Culinary specialists believe that this dessert came to Lithuanian from Germany in the early 19th century. This dessert’s authentic recipe and form have survived thanks to local homemakers. The same can’t be said for Germany, where it has been lost – thankfully it’s thriving in Lithuania. This dessert requires around 30–50 eggs and 1 kg of flour. In selecting a šakotis, keep in mind that the more sharp points the cake has, the more valuable it is, and the more respected its baker.

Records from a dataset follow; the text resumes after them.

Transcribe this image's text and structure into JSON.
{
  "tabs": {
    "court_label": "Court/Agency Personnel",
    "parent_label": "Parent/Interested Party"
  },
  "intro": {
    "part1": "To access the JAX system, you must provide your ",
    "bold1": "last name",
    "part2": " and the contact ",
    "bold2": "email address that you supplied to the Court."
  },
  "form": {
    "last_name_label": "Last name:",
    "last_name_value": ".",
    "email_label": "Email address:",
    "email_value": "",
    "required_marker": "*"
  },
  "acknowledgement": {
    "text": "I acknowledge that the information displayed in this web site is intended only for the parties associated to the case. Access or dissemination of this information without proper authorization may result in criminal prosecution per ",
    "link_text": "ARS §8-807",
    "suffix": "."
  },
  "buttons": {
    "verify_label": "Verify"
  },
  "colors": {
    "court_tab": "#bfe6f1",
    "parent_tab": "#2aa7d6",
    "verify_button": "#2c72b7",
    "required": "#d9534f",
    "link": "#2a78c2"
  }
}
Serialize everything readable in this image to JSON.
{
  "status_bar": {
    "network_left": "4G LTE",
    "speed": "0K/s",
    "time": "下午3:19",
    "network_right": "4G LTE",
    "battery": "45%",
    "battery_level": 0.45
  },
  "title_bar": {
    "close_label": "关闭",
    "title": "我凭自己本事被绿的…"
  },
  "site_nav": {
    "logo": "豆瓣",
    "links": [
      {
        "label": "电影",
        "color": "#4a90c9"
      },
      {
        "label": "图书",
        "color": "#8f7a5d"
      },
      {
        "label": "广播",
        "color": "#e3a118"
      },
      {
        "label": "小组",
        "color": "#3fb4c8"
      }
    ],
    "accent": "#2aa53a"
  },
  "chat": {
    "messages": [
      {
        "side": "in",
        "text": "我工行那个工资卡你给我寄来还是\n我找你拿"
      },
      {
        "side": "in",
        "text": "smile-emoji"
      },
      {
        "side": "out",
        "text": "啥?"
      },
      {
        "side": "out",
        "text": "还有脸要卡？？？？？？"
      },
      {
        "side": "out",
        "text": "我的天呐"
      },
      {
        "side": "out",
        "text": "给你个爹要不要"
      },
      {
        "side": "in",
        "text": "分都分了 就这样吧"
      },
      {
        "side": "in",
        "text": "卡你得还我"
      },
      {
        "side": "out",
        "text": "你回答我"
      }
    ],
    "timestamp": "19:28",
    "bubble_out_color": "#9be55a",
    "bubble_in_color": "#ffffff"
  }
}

A feature of Polish cuisine, varškėčiai is one of the most popular curd dishes in Lithuania. Varškėčiai are crispy on the outside and soft on the inside. They are made like pancakes, with flour, eggs and sugar added to the curd to make a batter. They are served with sour cream, jam, or applesauce. By the way, you will often find varškėčiai on the kid’s menu of restaurants – for several generations this has been a nostalgic meal full of childhood memories.
If we were to search for a dish from our region that is available worldwide, no doubt it would be bagels. Similar baked goods (related to bagels) were mentioned as far back as 1394 in Lithuania. The original bagels appeared and became popular among Jews in Lithuania and Poland, in time becoming an attribute of fairs and a common choice for gifts.

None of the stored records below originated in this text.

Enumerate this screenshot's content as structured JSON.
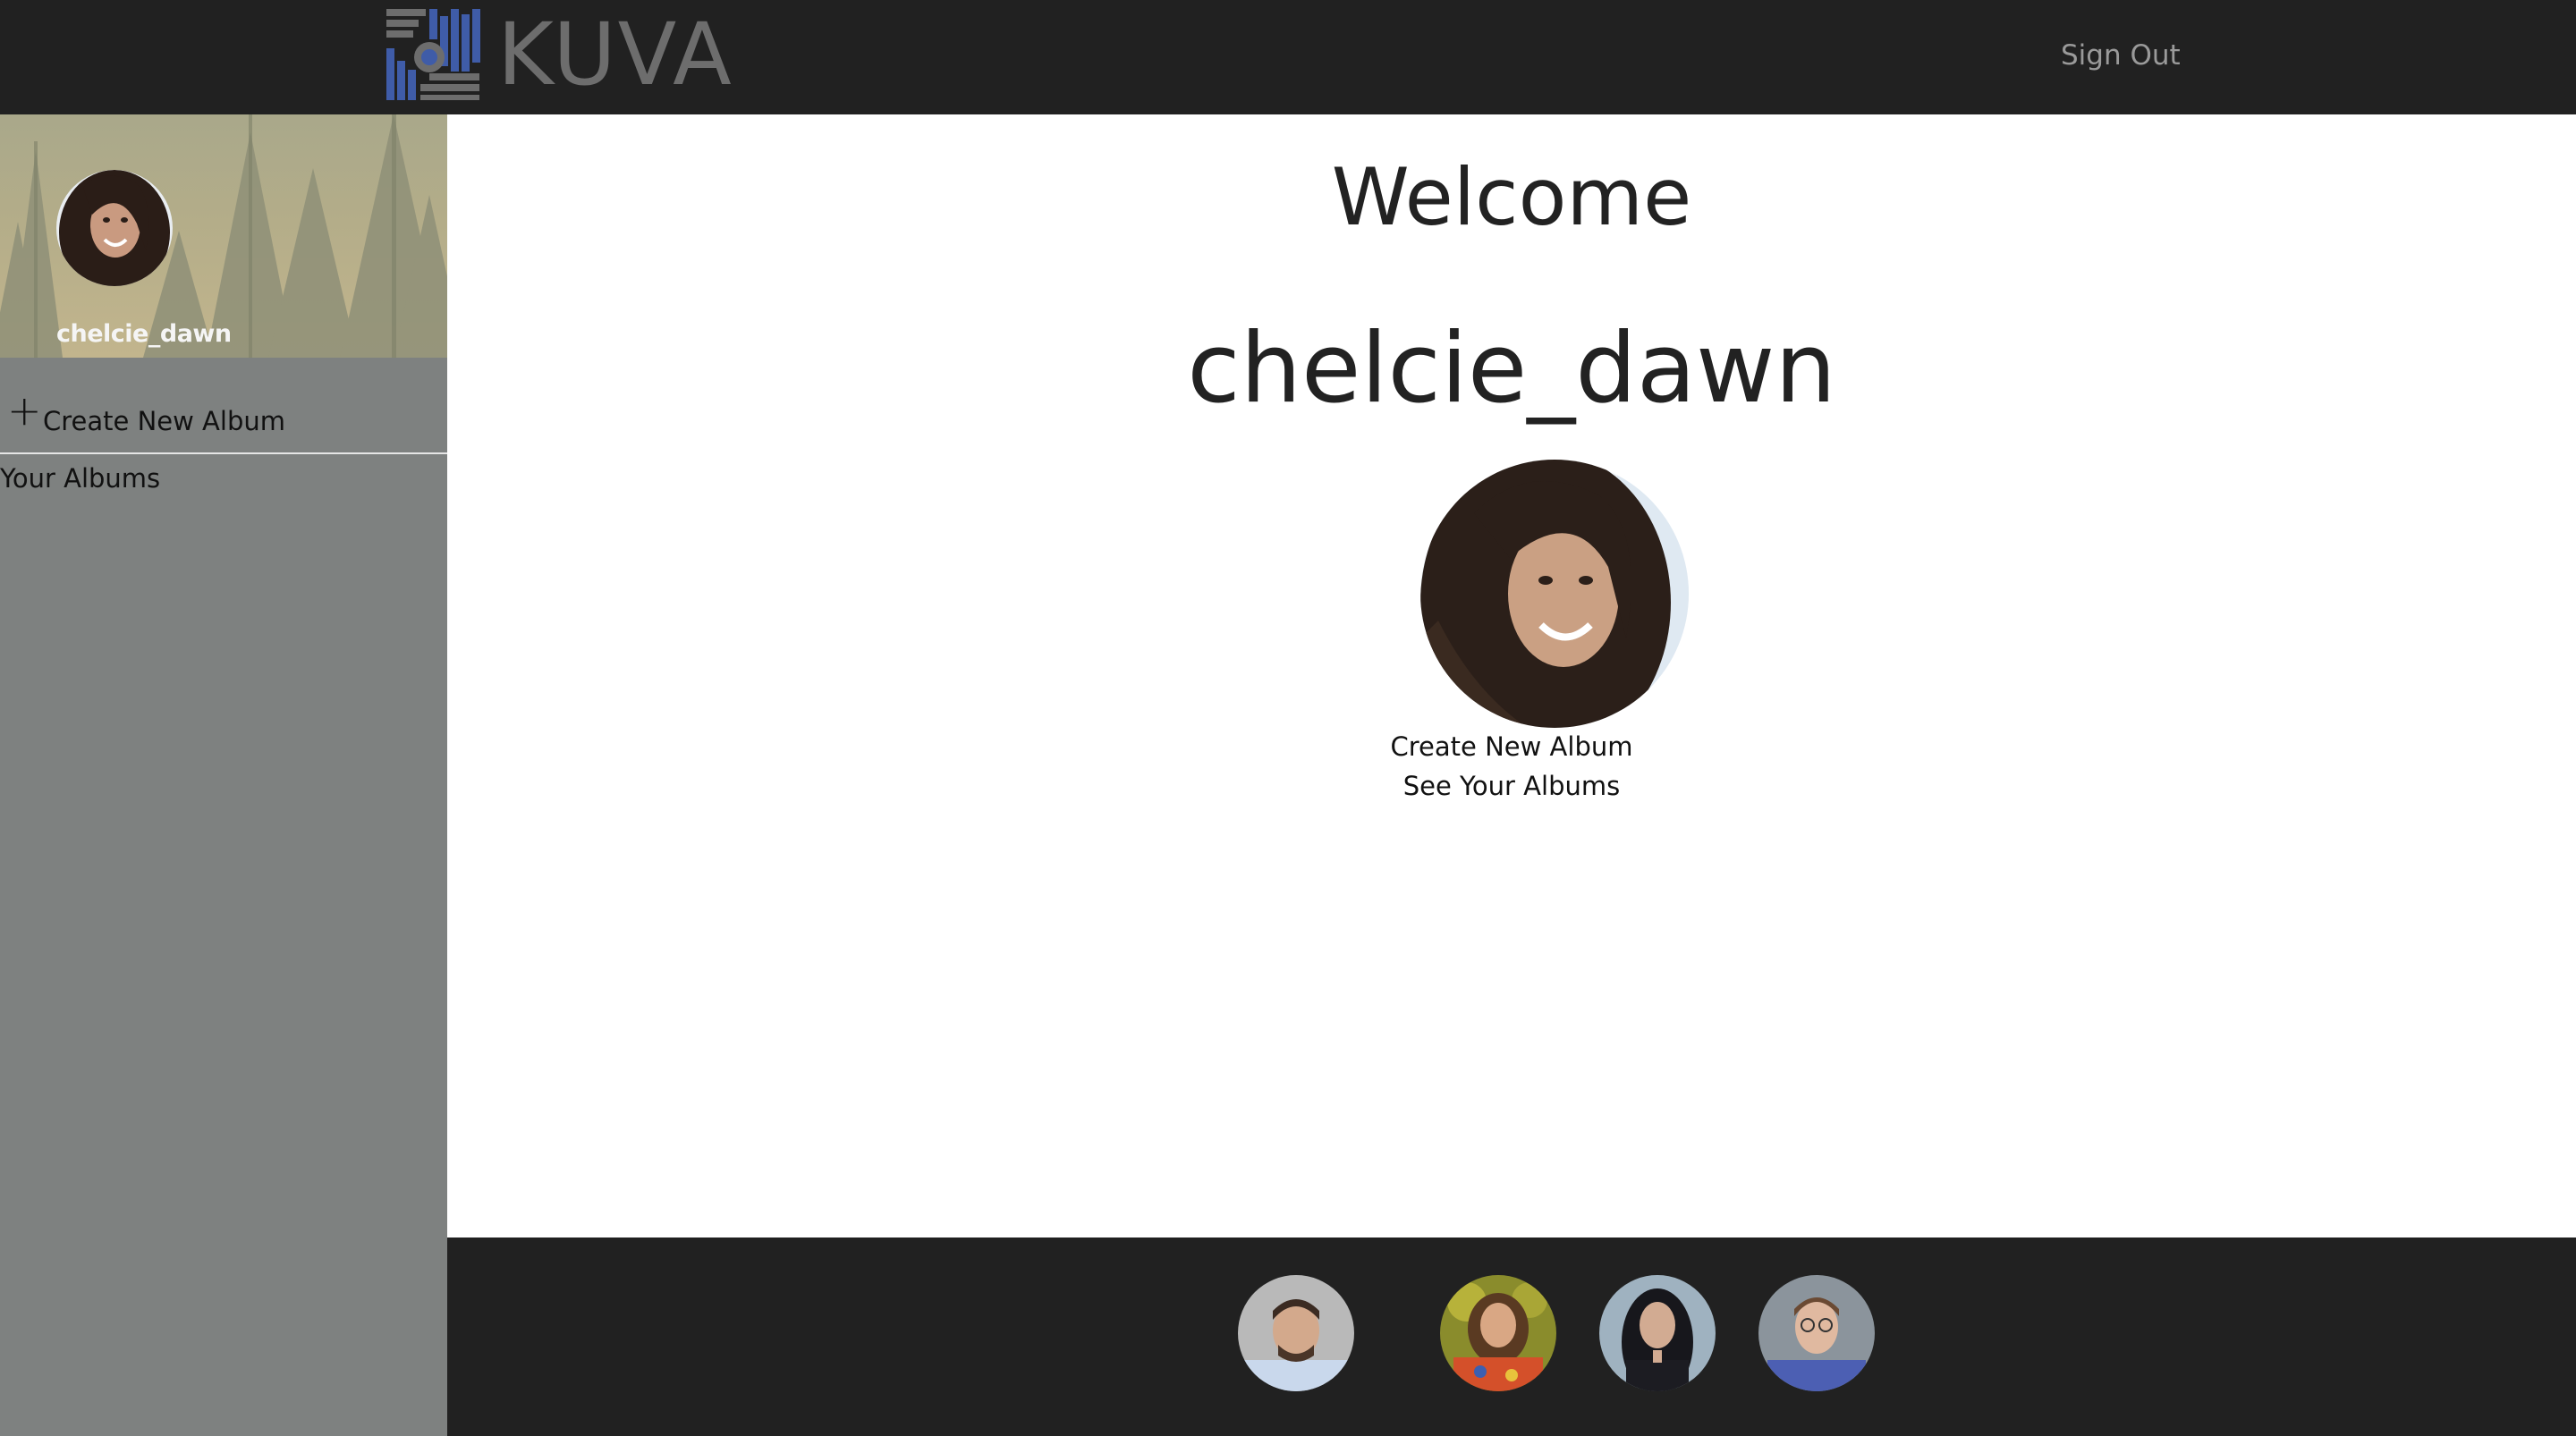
{
  "header": {
    "logo_text": "KUVA",
    "sign_out_label": "Sign Out"
  },
  "sidebar": {
    "username": "chelcie_dawn",
    "create_new_album_label": "Create New Album",
    "your_albums_label": "Your Albums"
  },
  "main": {
    "welcome_text": "Welcome",
    "username": "chelcie_dawn",
    "create_new_album_link": "Create New Album",
    "see_your_albums_link": "See Your Albums"
  },
  "footer": {
    "team_avatars": [
      "avatar",
      "avatar",
      "avatar",
      "avatar"
    ]
  },
  "colors": {
    "topbar_bg": "#212121",
    "sidebar_bg": "#7e8180",
    "footer_bg": "#212121",
    "logo_blue": "#3f5ca8",
    "logo_gray": "#6d6d6d"
  },
  "icons": [
    "kuva-logo-icon",
    "plus-icon",
    "user-avatar-icon"
  ]
}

Dishes characterised by thin sheets of dough, leaves, or hollowed-out vegetables with various fillings are common in southern cuisine, particularly in the regions from China in the east, to Northern Africa and Spain in the weg. In Europe, this dish is best known in the Mediterranean region. No one knows when koldūnai (dumplings) became popular in our country. However, we can be sure that this happened a long time ago. No doubt, some of these recipes came to Lithuania in the 14th and 15th centuries from southern settlers – Tatars, Karaites, and Jews.
This meat dish is still popular in Lithuania and Poland. We can read about them in nearly all cook books from the 17th to 19th centuries. There are different versions of zrazai, but the Lithuanian ones (also known as Radziwiłł zrazai) are special. The origin of the Lithuanian zrazai is related to the spread of French gastronomy in the 18th century. They are made by rolling meat (usually beef) with a filling of vegetables, mushrooms and eggs. They are eaten with the same broth in which they were boiled and with potatoes or other mashed vegetables.